Peer Support Celebration Evening

The Celebration Evening is an annual event, but this year’s was extra special, marking 20 years of Peer Support at the University.

Peer Support is an umbrella term for two complementary schemes: Peer Mentoring and Peer Assisted Study Sessions (PASS). The first PASS scheme began in 1995 with 10 leaders. In 2015, 900 students provide support to lower year students through Peer Assisted Study Sessions (PASS) and 850 oversee 35 Peer Mentoring schemes. Since 2004, 48 graduate interns have worked on Peer Support programmes with many going on to develop their career in higher education.

Regular attendance at PASS has been shown by some studies to improve average grades and reduce failure rates. Students benefit in their learning, wellbeing, and their future.

Peer mentors support first year students through their transitions through higher education.
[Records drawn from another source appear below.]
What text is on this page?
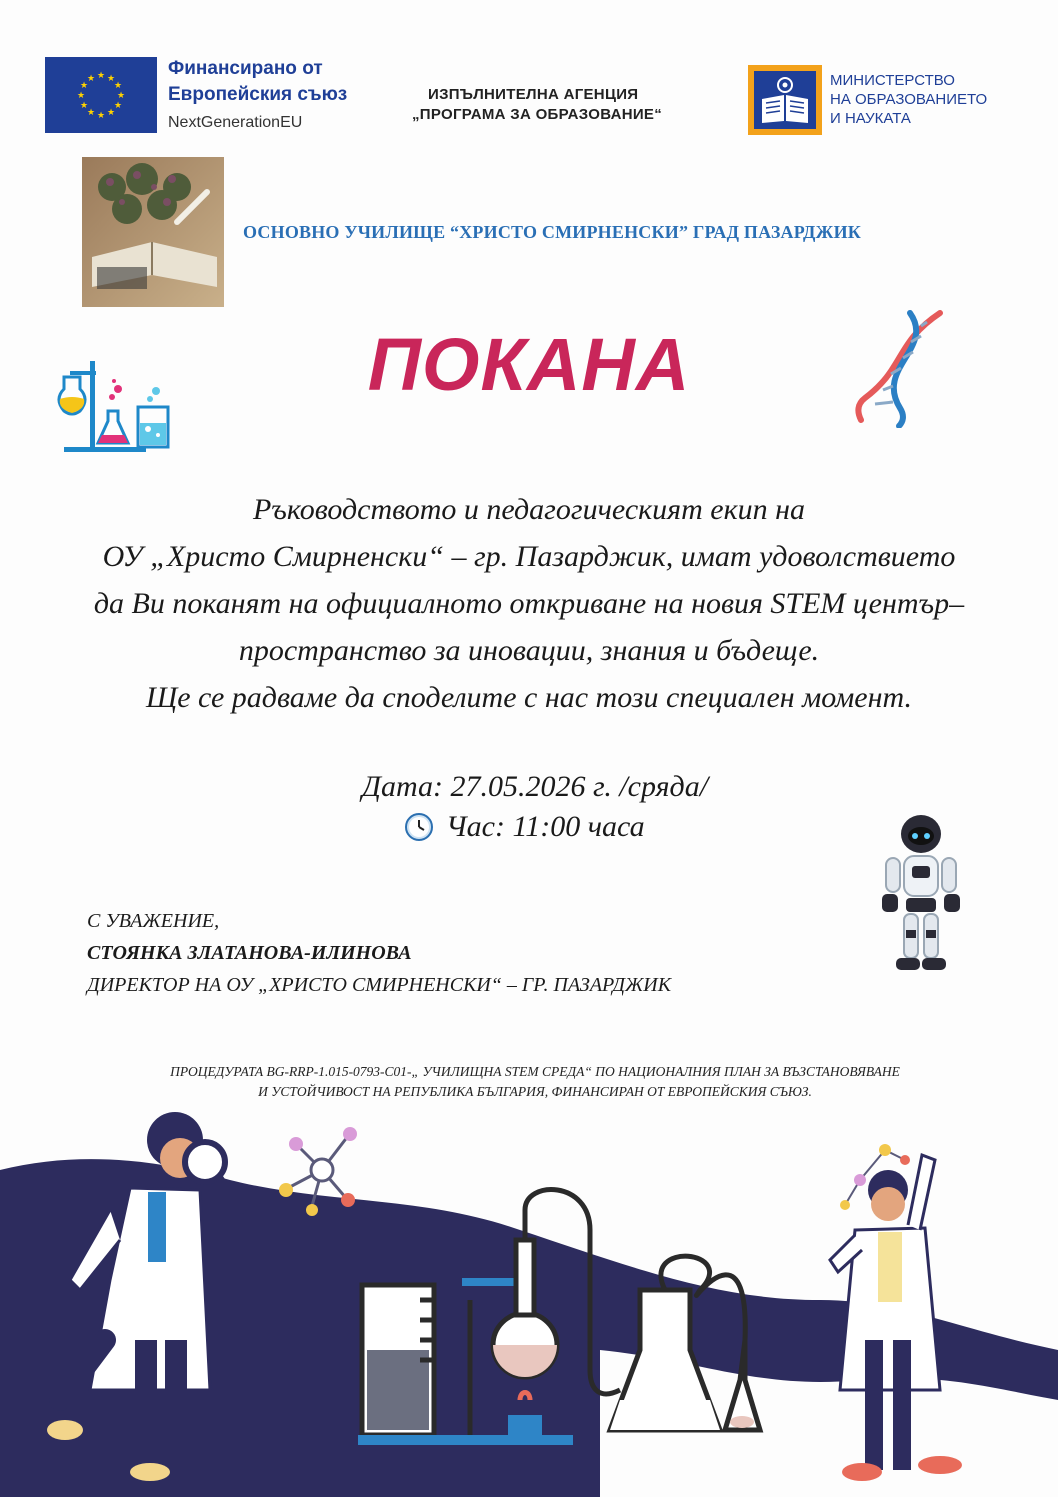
★ ★
★
★
★
★
★
★
★
★
★
★	Финансирано от
Европейския съюз
NextGenerationEU
ИЗПЪЛНИТЕЛНА АГЕНЦИЯ
„ПРОГРАМА ЗА ОБРАЗОВАНИЕ“
МИНИСТЕРСТВО
НА ОБРАЗОВАНИЕТО
И НАУКАТА
ОСНОВНО УЧИЛИЩЕ “ХРИСТО СМИРНЕНСКИ” ГРАД ПАЗАРДЖИК
ПОКАНА
Ръководството и педагогическият екип на
ОУ „Христо Смирненски“ – гр. Пазарджик, имат удоволствието
да Ви поканят на официалното откриване на новия STEM център–
пространство за иновации, знания и бъдеще.
Ще се радваме да споделите с нас този специален момент.
Дата: 27.05.2026 г. /сряда/
Час: 11:00 часа
С УВАЖЕНИЕ,
СТОЯНКА ЗЛАТАНОВА-ИЛИНОВА
ДИРЕКТОР НА ОУ „ХРИСТО СМИРНЕНСКИ“ – ГР. ПАЗАРДЖИК
ПРОЦЕДУРАТА BG-RRP-1.015-0793-C01-„ УЧИЛИЩНА STEM СРЕДА“ ПО НАЦИОНАЛНИЯ ПЛАН ЗА ВЪЗСТАНОВЯВАНЕ
И УСТОЙЧИВОСТ НА РЕПУБЛИКА БЪЛГАРИЯ, ФИНАНСИРАН ОТ ЕВРОПЕЙСКИЯ СЪЮЗ.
The outcomes are better retention, improvements in learning, and a sense of community and identity among students studying together across different year groups.

All of the University’s schemes are discipline owned, student led and centrally supported. At a local level, each PASS and Peer Mentoring scheme is managed by a partnership between staff and student co-ordinators.

Introducing the Outstanding Contribution Awards ceremony, Professor Clive Agnew said: “Distinctiveness is something that all universities strive to achieve and Peer Support is one of the main reasons why Manchester is distinctive. The transition from home and school to university can be difficult for many first years. Your work and efforts are warmly appreciated by the students whom you help - and by the University. Your participation in peer support also counts on your CV, showing potential employers that you have gone that bit further.”

Individual awards were presented to 19 mentors, leaders and staff and student co-ordinators. The award for Peer Mentoring Scheme of the Year went to BAEcon, while Speech and Language Therapy carried off the PASS Scheme of the Year Award.

Afterwards, Justin Kennedy, Teaching and Learning Support Adviser (Peer Support), said: ”You are students who put students first. You never know what impact you have: you may be the reason why one person graduates. And you are developing skills that will stand you in good stead in the future.”

In its twentieth year, Peer Support is recognised as invaluable to the University and is to be expanded across the institution: from September 2015, every first year student joining the University will have access to some form of peer support.